Considered an artist, programmer, archivist, fundraiser, theoritician, and proselytizer for moving image work, Jonas Mekas continues to preserve the vast archive of cultural history he has recorded with his camera for nearly six decades on his website www.jonasmekas.com. His grand 365-film project incorporated classic footage shot with a 16mm Bolex with recent footage taken with a digital video camera, releasing a film each day in 2007. A special selection of these films is on view. And to commemorate the exhibition, eight of these films will be available for free download at his website. A steadfast commitment to his signature diarist cinema, this telling compilation reveals relationships with friends and collaborators George Maciunas, Andy Warhol, Nam June Paik, Shigeko Kubota, Ben Vautier, and Yoko Ono as well as momentous scenes from when The Jonas Mekas Visual Arts Center opened in Vilnius, Lithuania late last year.
On view for the first time is Mekas’ new 9-monitor video installation Fluxus & Warhol (2008), part of an engaging series of works that reshape his film diaries for a different social space facilitating interaction among viewers. Measuring 40 inches, these monitors represent the latest innovation in Westinghouse digital technologies. Revealed in text presented intermittently between frames is Mekas’ “assessment of the similarities between Maciunas and Warhol… based on his personal empathy for both artists as well as his understanding of their work.”
The exhibition also marks the release of a new collection of 40 film stills entitled Warhol Series #1 by Jonas Mekas. Spanning a remarkable 609 x 80 cm. in its entirety, the collection presents a penetrating look into the life and career of artist Andy Warhol. Produced in edition of 10, these still images capture Warhol during the early days of his Factory with Baby Jane Holzer, vacationing at his estate in Montauk, Long Island with friends Lee Radziwill, and the 1971 retrospective at the Whitney Museum of American Art when he covered the walls with his novelty cow wallpaper.

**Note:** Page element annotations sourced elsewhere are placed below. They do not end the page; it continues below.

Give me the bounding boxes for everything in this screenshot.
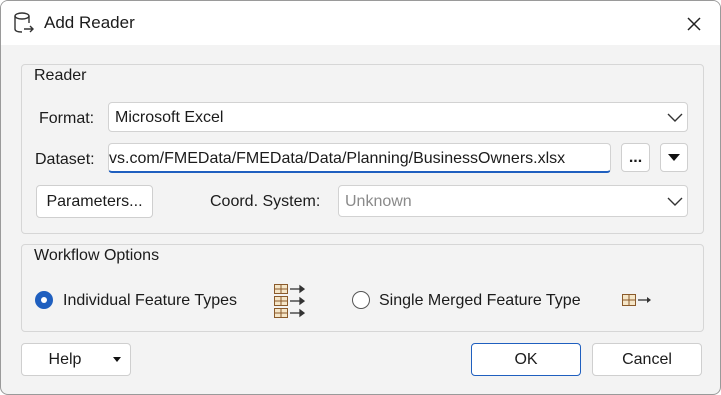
- dialog-title: Add Reader: [44, 13, 135, 32]
- radio-individual-feature-types[interactable]: [35, 291, 53, 309]
- dataset-value: vs.com/FMEData/FMEData/Data/Planning/Bus…: [109, 150, 566, 167]
- help-button[interactable]: Help: [21, 343, 131, 376]
- ok-button-label: OK: [514, 351, 538, 368]
- single-merged-feature-type-label[interactable]: Single Merged Feature Type: [379, 292, 581, 310]
- workflow-options-label: Workflow Options: [34, 247, 160, 264]
- title-bar: Add Reader: [1, 1, 720, 45]
- chevron-down-icon: [667, 113, 683, 122]
- database-reader-icon: [14, 12, 34, 33]
- close-icon[interactable]: [681, 11, 707, 37]
- parameters-button[interactable]: Parameters...: [36, 185, 153, 218]
- cancel-button[interactable]: Cancel: [592, 343, 702, 376]
- reader-group-label: Reader: [34, 67, 87, 84]
- individual-feature-types-label[interactable]: Individual Feature Types: [63, 292, 237, 310]
- format-value: Microsoft Excel: [115, 109, 224, 126]
- triangle-down-icon: [668, 154, 680, 161]
- add-reader-dialog: Add Reader Reader Format: Microsoft Exce…: [0, 0, 721, 395]
- coord-system-value: Unknown: [345, 193, 412, 210]
- dataset-input[interactable]: vs.com/FMEData/FMEData/Data/Planning/Bus…: [108, 143, 611, 173]
- dataset-dropdown-button[interactable]: [660, 143, 688, 172]
- single-feature-type-icon: [622, 294, 651, 306]
- radio-single-merged-feature-type[interactable]: [352, 291, 370, 309]
- coord-system-select[interactable]: Unknown: [338, 185, 688, 217]
- parameters-button-label: Parameters...: [46, 193, 143, 210]
- cancel-button-label: Cancel: [622, 351, 672, 368]
- ok-button[interactable]: OK: [471, 343, 581, 376]
- browse-button[interactable]: ...: [621, 143, 650, 172]
- format-label: Format:: [39, 110, 95, 127]
- triangle-down-icon: [113, 357, 121, 362]
- coord-system-label: Coord. System:: [210, 193, 321, 210]
- dataset-label: Dataset:: [35, 151, 95, 168]
- radio-selected-dot: [41, 297, 47, 303]
- chevron-down-icon: [667, 197, 683, 206]
- browse-button-label: ...: [628, 149, 643, 166]
- multiple-feature-types-icon: [274, 284, 305, 318]
- help-button-label: Help: [48, 351, 82, 368]
- format-select[interactable]: Microsoft Excel: [108, 102, 688, 132]
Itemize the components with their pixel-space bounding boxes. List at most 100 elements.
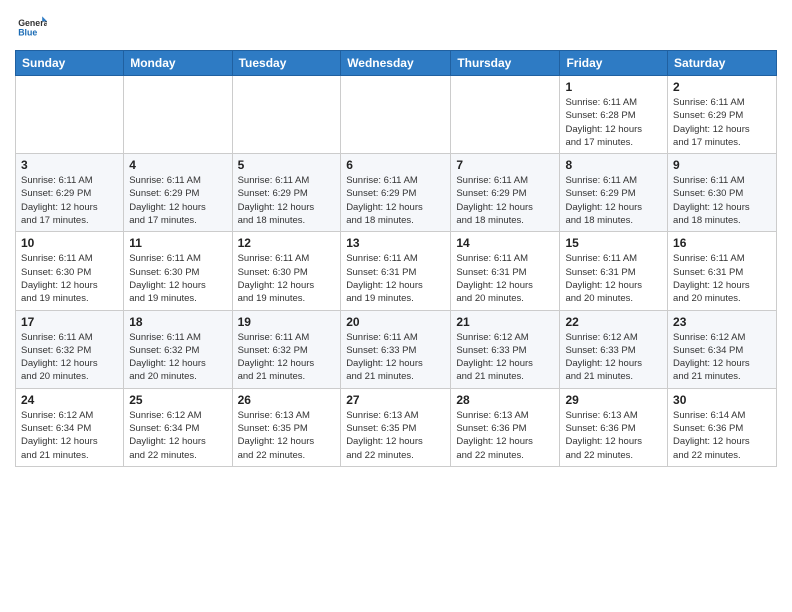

Lending to these works is Warhol’s groundbreaking experimental film Empire (1964). Mekas also worked the camera during filming in which New York City’s symbolic Empire State Building remains the sole subject for the film’s 8 hour and 5 minute duration. Shot at a speed of twenty-four frames per second, footage is projected at a slower speed of sixteen frames per second lengthening its running time. Observed in its unconventional nature, Empire remains one of experimental film’s most important works.
A focal part of the exhibition brings into light the historical importance of Film Culture no. 45 (1967). On view are hand-written notes, drawings, original photographs, and letters depicting the creation of the notable issue, which reads as a remarkable, enlightening record of the varying impulses happening in art during the time. Maciunas oversaw the design and production, which find inspiration from Warhol’s images of “Superstars” Baby Jane Holzer, Edie Sedgwick, The International Velvet, and others.
Also on view are George Brecht’s Event Scores from the 1960’s, Nam June Paik’s Majestic (1975, reset 1996), a special version of George Maciunas’ Fluxfilm Anthology from 1968, Andy Warhol’s Empire (1964), Shigeko Kubota’s Nam June Paik II (2007), IMC TV (2008) by Studio IMC, and a selection of early classic avant-garde films by Hans Richter (1921), Luis Buñuel (1929), Marcel Duchamp (1926), Fernand Leger (1924), and Viking Eggeling (1925).
Special thanks to The Jonas Mekas Visual Arts Center, Vilnius for loan of George Maciunas’ Fluxus archives and materials related to Film Culture no. 45, the Andy Warhol Museum for loan of Empire, and Amy Taubin, Ken Friedman, Julia Robinson, and Robert Haller of Anthology Film Archives for their significant contributions in research and scholarship, and Westinghouse Digital Electronics.
The exhibition was organized by Harry Stendhal, Director and Curator of Stendhal Gallery, New York.